15897|ARCHITECTURAL HERITAGE.E18

This means that each record contains information about the Architectural Heritage.E18 Resource with the unique identifier of 15897. Okay, let’s focus on what comes next:

 8  CULTURAL PERIOD.E55|PERIOD_UID:28|PHASE TYPE ASSIGNMENT.E17-0
 9  FROM DATE.E49|1066|PHASE TYPE ASSIGNMENT.E17-0
10  ARCHITECTURAL HERITAGE TYPE.E55|AH:THE_TE_UID:68841|PHASE TYPE ASSIGNMENT.E17-0
11  TO DATE.E49|1540|PHASE TYPE ASSIGNMENT.E17-0

Look at line 8. Its ATTRIBUTENAME is “CULTURAL PERIOD.E55”, and the value of this attribute is “PERIOD_UID:28”. Recall from the Chapter “Step 3: Load Controlled Vocabularies” that we use an Authority Document for Cultural Periods. So, the ATTRIBUTEVALUE “PERIOD_UID:28” in line 8 is a pointer to a concept in CULTURAL PERIOD AUTHORITY DOCUMENT.csv (which works out to “Medieval”).

OK, now look at line 9. Its ATTRIBUTENAME is “FROM DATE.E49” and its ATTRIBUTEVALUE is “1066”. Simple enough: “from date” is the year 1066.

Line 10 tells Arches to use the unique identifier “AH:THE_TE_UID:68841” in ARCHITECTURAL HERITAGE TYPE AUTHORITY DOCUMENT.csv to define the value for “ARCHITECTURAL HERITAGE TYPE.E55” (a “Motte”), and line 11 says that the resource has a “TO DATE.E49” value of “1540”.

And here’s the payoff: by giving these 4 records the same GROUPID, we are telling Arches that:

“The ARCHITECTURAL HERITAGE.E18 resource with unique identifier of “15897” was a “Motte” during the “Medieval” cultural period, specifically between the years 1066 and 1540.”

Recall that Arches will support many combinations of cultural period, heritage type, and from/to dates for a single resource.

Now, we can understand that the purpose of the GROUPID is to allow for grouping a set of related attributes into a coherent record.

The actual values that you use for GROUPID are arbitrary, just make sure that you use a unique value for each set of attributes that you want to group.

One last note on GROUPID and resource_info: notice that in this resource_info file records with the same GROUPID are grouped together(located on adjacent lines). This grouping within the resource_info file is necessary to ensure your grouped attributes are not duplicated upon import into Arches.

Note

Required Data

By design, Arches can accommodate a wide variety of data. The only real data requirement is this: If you want to name a resource, you must provide one name with a NAME TYPE.E55 of “Primary.” Because you can give a resource as many names as you want, Arches uses the “Primary” designation to identify the preferred name of the resource.

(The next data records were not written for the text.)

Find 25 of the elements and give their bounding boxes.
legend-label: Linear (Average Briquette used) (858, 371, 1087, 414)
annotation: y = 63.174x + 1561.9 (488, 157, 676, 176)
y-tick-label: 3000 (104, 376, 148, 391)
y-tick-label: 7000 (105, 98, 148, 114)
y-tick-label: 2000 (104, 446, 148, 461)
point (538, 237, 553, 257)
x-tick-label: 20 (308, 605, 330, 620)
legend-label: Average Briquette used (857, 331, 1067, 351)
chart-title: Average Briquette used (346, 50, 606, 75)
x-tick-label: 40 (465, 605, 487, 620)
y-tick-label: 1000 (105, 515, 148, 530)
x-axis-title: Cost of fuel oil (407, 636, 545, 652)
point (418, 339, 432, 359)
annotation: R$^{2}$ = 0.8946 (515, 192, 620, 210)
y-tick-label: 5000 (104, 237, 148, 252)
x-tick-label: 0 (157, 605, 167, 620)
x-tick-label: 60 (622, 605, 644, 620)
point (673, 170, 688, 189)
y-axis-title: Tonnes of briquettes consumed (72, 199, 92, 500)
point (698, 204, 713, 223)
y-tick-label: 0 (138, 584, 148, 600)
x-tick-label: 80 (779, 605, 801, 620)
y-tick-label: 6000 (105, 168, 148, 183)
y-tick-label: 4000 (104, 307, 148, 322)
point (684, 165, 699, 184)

Which Attributes can be Grouped?

Not all attributes can (or should) be grouped together. Based on the Core Data Standard for Archaeological and Architectural Heritage (introduced in the “Deploying Arches” chapter), Arches allows for the following attributes to be grouped:

  • NAME.E41 and NAME TYPE.E55
  • SPATIAL COORDINATES_GEOMETRY.E47 and SPATIAL COORDINATES QUALIFIER
  • Any combination of attributes starting with ADRESS_
  • Any combination of PERIOD AUTHORITY DOCUMENT, FROM DATE.E49, TO DATE.E49, and HERITAGE RESOURCE TYPE AUTHORITY DOCUMENT (e.g.: Archaeological Heritage (Element), Archaeological Heritage (Site), Architectural Heritage, Landscape Heritage, Maritime Heritgae)

Loading Data

Loading data into Arches requires three things. Those are:

  1. Validly Structured and Populated Resource Graphs

    for defining the resources, their attributes, and how they are related to each other

  2. Validly Structured Authority Files and ENTITY_TYPE_X_ADOC file

    for defining the values that can be associated with attributes constrained by controlled vocbularies

  3. A resource_info.csv file with content that adheres to the constraints imposed by the resource graphs and the authority files.

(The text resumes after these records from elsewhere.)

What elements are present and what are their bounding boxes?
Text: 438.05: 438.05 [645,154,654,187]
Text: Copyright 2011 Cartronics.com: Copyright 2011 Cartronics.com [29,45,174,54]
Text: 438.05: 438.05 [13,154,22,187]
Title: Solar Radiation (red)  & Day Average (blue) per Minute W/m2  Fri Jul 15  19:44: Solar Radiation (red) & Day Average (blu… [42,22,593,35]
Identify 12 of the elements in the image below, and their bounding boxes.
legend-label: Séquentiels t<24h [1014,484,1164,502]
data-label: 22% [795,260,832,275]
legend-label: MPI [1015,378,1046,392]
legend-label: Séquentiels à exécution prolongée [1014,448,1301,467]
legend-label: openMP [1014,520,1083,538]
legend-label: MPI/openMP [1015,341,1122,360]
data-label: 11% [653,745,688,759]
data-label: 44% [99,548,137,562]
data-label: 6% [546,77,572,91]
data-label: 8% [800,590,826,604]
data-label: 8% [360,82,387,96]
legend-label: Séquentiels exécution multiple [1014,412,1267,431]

    resource_info contains the business data that is to be imported to the Arches database.

Once you’ve prepared your data load file, you may insert its contents into Arches. Be sure to confirm that you are referencing your Authority Documents properly (e.g.: the unique ID you use in your load file should also exist in the appropriate Authority Document).

Arches will load and index each of the cultural heritage data records that you’ve defined in your data file. Don’t worry if it takes a few attempts to get your data to load cleanly. You can always re-run the Arches build scripts to get a pristine instance of Arches.